Fall: A New Season, A New Set of Challenges

*Note: This journal post was originally published on October 16, 2009*

Fall foliage and pumpkinsSummer is always a very busy time in the farrier industry. It seems like there is always at least one more horse that needs done every day in the summer.

This particular summer was so busy that I didn’t even see it end! I simply woke up one morning and needed a sweater. Now that we are getting more cool days and a bit more moisture, a few things about preparing to winterize horses comes to mind.

Hoof Growth
Typically horses’ feet grow slower in cooler weather. Most people realize this, but I don’t know if everyone is aware of why they grow slower.

Equine metabolism works in a hierarchy. When a horse’s body doesn’t need much energy, it can devote the excess energy to less “important” parts of the body. Namely the feet. So in the summer when the horse’s body doesn’t need to work as hard to stay warm, the hooves will typically grow faster. This is why we tend towards a shorter shoeing interval in the summer.

My schedule right now is in transition while I move some of the horses in my practice to a longer interval. The exceptions to this are the horses whose work load increases in the cooler months (foxhunters, winter circuit show horses, etc.). The feet on these horses will grow faster because of the increase in work; shod horses will grow quickly because they can’t tell that their feet aren’t wearing off. Their feet are responding to the added stimulus by growing at a faster rate.

Change of Season, Change of Routine
Some of my clients are preparing to pull shoes for the winter.

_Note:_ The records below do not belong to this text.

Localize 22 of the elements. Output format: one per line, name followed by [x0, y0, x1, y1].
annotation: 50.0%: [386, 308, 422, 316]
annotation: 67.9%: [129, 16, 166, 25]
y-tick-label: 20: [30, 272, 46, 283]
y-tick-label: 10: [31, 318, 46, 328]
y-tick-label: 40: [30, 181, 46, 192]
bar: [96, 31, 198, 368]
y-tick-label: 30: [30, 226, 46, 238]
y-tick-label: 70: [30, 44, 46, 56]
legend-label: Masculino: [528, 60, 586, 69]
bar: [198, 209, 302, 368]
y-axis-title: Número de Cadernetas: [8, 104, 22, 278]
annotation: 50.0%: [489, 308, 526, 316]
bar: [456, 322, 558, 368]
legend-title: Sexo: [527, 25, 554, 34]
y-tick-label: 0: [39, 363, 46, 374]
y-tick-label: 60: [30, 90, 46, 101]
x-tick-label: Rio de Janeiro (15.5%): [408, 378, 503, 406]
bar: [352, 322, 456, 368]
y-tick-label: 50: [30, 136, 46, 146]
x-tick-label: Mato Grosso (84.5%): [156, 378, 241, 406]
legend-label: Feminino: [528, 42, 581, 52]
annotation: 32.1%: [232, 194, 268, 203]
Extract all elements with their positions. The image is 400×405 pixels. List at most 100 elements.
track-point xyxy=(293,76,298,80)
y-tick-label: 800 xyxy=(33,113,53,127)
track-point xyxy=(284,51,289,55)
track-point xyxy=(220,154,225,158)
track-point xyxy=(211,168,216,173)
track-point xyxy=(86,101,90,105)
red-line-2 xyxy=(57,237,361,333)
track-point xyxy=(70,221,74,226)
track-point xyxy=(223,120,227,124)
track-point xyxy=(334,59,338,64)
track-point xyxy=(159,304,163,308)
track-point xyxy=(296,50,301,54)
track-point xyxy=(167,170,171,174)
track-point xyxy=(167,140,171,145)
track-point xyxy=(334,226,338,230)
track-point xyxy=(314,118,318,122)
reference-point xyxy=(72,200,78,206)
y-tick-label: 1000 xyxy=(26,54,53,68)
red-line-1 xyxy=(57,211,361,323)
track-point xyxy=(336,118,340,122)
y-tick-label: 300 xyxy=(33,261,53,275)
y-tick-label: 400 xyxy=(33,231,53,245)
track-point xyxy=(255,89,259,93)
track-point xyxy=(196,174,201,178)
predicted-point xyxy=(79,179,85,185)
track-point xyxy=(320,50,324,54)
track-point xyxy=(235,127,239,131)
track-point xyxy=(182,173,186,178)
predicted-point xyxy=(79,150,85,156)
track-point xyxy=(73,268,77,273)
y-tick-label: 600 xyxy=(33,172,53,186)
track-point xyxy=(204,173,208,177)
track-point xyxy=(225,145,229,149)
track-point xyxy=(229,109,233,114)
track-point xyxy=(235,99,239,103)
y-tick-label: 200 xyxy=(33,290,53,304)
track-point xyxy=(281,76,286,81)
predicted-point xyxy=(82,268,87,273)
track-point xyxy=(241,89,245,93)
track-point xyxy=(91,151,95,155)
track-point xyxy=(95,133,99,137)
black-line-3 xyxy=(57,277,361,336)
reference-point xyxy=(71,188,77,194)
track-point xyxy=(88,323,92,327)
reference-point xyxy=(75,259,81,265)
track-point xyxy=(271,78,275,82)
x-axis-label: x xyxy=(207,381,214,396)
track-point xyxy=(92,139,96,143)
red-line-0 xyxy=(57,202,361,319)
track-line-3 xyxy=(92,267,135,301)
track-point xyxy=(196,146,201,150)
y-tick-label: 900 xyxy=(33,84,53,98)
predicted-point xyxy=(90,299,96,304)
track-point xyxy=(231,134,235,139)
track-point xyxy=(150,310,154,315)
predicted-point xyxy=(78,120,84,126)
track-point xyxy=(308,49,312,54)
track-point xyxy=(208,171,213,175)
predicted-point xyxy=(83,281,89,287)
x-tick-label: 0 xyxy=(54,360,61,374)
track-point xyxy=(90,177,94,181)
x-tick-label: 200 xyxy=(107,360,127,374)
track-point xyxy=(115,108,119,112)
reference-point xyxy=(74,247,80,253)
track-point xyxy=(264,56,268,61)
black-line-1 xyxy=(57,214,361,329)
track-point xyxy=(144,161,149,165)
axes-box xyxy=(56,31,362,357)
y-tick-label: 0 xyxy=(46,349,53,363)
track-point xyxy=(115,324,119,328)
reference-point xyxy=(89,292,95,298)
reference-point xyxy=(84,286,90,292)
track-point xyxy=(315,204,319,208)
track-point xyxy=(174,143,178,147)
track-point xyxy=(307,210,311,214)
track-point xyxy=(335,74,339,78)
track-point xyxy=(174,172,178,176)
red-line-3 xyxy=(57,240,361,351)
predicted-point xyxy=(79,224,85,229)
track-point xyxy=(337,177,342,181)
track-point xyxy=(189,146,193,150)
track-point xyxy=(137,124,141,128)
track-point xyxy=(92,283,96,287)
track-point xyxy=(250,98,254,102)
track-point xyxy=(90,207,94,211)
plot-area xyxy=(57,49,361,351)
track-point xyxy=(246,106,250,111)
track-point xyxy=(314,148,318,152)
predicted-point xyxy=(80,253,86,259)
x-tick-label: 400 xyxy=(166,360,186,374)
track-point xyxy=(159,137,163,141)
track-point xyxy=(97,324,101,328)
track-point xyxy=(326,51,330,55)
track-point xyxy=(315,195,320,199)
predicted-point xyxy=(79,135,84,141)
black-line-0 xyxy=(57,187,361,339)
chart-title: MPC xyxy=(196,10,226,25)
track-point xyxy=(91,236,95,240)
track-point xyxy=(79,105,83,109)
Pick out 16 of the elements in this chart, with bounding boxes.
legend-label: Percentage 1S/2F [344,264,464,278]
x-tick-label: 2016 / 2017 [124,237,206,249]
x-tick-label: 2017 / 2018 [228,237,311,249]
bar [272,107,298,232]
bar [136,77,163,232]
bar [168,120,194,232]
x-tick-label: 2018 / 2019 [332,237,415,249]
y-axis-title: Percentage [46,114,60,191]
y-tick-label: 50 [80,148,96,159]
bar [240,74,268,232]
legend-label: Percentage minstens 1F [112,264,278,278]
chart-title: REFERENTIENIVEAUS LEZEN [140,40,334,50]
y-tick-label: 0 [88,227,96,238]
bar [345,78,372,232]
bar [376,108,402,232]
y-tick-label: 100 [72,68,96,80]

This can give their horse’s feet a chance to rest and reset after a fashion. I feel like a broken record sometimes talking about the benefits of bare feet on horses, but this is a great time of year to let a horse try out being barefooted after a period of being shod.

The rain is falling, making the ground softer and less abrasive. The moisture level in the hooves also increases, making them less brittle and less likely to chip.

On the flip side of that coin, this is also the time of year that we have to look out for moisture sensitive problems. Cracking, white-line disease and thrush (or a generally necrotic frog) are problems to be on the lookout for if your horse spends a lot of time in the mud. Also keep an eye on the back of their pasterns for signs of Scratches (also called mud fever or grease heel).

Beyond that, I recommend drinking warm cider and watching your horses get friskier now that the days and nights have gotten cool!